Pola asuh, asah dan asih orangtua terhadap anak dipengaruhi oleh banyak hal, seperti latar belakang budaya, status sosial-ekonomi, kondisi geografis, dan pemahaman nilai-nilai. Dengan demikian, masing-masing ranah kebudayaan memiliki pola asuh, asah dan asih yang berbeda-beda. Orangtua di beberapa daerah menerapkan pola asuh, asah dan asih secara turun-temurun dari nenek moyang.
Keluarga merupakan komponen masyarakat terkecil di mana orangtua adalah lingkungan yang pertama dan utama bagi pembentukan kepribadian dan tingkah laku anak. Dikatakan demikian karena sejak kelahirannya anak berada di lingkungan dan di bawah asuhan orangtuanya. Pola sikap, perilaku, dan nilai-nilai yang ditanamkan orangtua kepada anak melalui pengasuhannya itu merupakan landasan fundamental bagi perkembangan kepribadian dan tingkah laku anak selanjutnya. 
Penanaman Budi Pekerti 
Esensi Budi Pekerti, secara tradisional mulai ditanamkan sejak masa kanak-kanak, baik dirumah maupun disekolah, kemudian berlanjut dalam kehidupan dimasyarakat.
Dirumah dan keluarga .Sejak masa kecil dalam bimbingan orang tua, mulai ditanamkan pengertian baik dan benar seperti etika, tradisi lewat dongeng, dolanan/permainan anak-anak yang merupakan cerminan hidup bekerjasama dan berinteraksi dengan keluarga dan lingkungan.
Berperilaku yang baik dalam keluarga amat penting bagi pertumbuhan sikap anak selanjutnya. Dari kecil sudah terbiasa menghormat orang tua atau orang yang lebih tua, misalnya : jalan sedikit membungkuk jika berjalan didepan orang tua dan dengan sopan mengucap : nuwun sewu ( permisi), nderek langkung ( perkenankan lewat sini).
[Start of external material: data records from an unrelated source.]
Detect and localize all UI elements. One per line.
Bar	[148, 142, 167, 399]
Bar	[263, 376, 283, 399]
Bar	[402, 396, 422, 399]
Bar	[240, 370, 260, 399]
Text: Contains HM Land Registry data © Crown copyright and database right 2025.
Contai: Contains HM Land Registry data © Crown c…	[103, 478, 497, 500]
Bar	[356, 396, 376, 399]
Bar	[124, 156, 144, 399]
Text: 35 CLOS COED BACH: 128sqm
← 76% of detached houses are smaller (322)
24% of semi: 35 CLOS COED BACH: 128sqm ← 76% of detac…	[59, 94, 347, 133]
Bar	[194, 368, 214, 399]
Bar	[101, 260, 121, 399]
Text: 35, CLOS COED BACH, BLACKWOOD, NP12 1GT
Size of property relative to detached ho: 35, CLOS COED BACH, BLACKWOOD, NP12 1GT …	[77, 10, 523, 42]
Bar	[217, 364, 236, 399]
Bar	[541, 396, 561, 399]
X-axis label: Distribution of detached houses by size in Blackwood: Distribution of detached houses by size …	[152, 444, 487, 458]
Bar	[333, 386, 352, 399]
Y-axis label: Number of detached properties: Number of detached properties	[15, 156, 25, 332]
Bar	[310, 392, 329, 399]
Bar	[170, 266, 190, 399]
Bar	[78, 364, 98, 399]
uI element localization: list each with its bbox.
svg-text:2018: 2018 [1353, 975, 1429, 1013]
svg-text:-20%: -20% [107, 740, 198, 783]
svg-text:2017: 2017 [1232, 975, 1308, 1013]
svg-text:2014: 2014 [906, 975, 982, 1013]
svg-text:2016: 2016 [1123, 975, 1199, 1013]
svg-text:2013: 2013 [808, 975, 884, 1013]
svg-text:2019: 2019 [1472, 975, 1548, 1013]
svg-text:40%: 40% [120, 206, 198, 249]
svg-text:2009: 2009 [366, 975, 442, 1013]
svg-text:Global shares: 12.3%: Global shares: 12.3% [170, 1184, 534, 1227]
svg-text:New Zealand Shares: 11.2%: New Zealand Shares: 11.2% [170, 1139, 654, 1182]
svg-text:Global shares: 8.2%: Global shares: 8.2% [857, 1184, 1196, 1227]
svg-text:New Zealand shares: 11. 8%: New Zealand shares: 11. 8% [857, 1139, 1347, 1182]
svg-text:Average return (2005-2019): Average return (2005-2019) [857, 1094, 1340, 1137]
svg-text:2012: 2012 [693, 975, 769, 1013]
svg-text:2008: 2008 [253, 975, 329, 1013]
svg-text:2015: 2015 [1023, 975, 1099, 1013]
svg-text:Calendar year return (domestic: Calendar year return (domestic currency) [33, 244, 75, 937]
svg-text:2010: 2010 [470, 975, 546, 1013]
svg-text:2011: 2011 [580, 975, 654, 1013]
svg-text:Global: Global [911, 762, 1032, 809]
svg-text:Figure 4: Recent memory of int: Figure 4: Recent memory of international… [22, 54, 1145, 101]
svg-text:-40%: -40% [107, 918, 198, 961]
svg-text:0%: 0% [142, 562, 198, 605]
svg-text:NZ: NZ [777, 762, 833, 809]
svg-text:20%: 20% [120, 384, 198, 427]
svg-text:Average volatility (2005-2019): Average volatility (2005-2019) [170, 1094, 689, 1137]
Selain berperilaku halus dan sopan, juga berbahasa yang baik untuk menghormati sesama, apakah itu bahasa halus ( kromo) atau ngoko ( bahasa biasa). Bahasa Jawa yang bertingkat bukanlah hal yang rumit, karena unggah ungguh basa( penggunaan bahasa menurut tingkatnya) adalah sopan santun untuk menghormat orang lain.
Dalam percakapan sehari-hari, orang tua kepada anak memakai ngoko, sedang anaknya menggunakan kromo. Dalam pergaulan dipakai pula bahasa campuran yang memakai kata-kata dari kromo dan ngoko dan ini lebih mudah dipelajari dalam praktek dan sulit dipelajari secara teori.
Tembang yang bermakna 
Pada dasarnya, pendidikan informal dirumah, dikalangan keluarga adalah ditujukan kepada harapan terbaik bagi anak asuh. Coba perhatikan ayah atau ibu yang meninabobokkan anak dengan kasih sayang melantunkan tembang untuk menidurkan anak , isinya penuh permohonan kepada Sang Pencipta, seperti tembang : Tak lelo-lelo ledung, mbesuk gede pinter sekolahe, dadi mister, dokter, insinyur. ( Sayang, nanti sudah besar pintar sekolahnya, jadi sarjana hukum, dokter atau insinyur).
Pendidikan tradisional zaman dulu mengandung kesabaran, nerimo ing pandhum, pasrah, ayem tentrem, tansah eling marang Pangeran ( selalu dengan sabar menerima dan mensyukuri pemberian Tuhan, pasrah. Pengertian pasrah adalah tekun berusaha dan menyerahkan keputusan kepada Tuhan.Hati tenang tentram, selalu ingat kepada Tuhan).Perlu digaris bawahi bahwa kepercayaan orang Jawa tradisional kepada Tuhan itu sudah mendarah daging sejak masa kuno, sehingga anak-anak Jawa sejak kecil sudah sering mendengar kata-kata orang tua : Kabeh sing neng alam donya iku ana margo kersaning Gusti. ( Semua yang ada didunia ini ada karena kehendak Tuhan).Sehingga bagi orang Jawa tradisional, apapun yang terjadi, akan selalu pasrah dan mengagungkan Gusti/Tuhan. Itu sudah menjadi watak bawaan yang mendarah daging.
Peduli Lingkungan
Pendidikan yang mengarah kepada peduli dan kasih terhadap lingkungan dan alam, juga sudah dimulai sejak usia belia.Anak-anak diberi pengertian untuk tidak bersikap sewenang-wenang kepada binatang dan tanaman dan juga menjaga kebersihan alam, tidak merusak alam.
Pendidikan formal
Selain pendidikan non-formal yang berkembang dan berpengaruh positif, pendidikan formal tentu saja mempunyai peran sangat penting.Anak dididik supaya cerdas dan punya budi pekerti.Sejak ditaman bermain/Play group, TK,SD, anak diperkenankan  dan dibiasakan bersosialisasi, ditanamkan etika, sopan santun, kebersihan, rasa kebersamaan, rasa kebersamaan dialam sebagai satu kesatuan kosmos, ditanamkan rasa solidaritas dan kasih sayang demi keselarasan, keseimbangan dan perdamaian.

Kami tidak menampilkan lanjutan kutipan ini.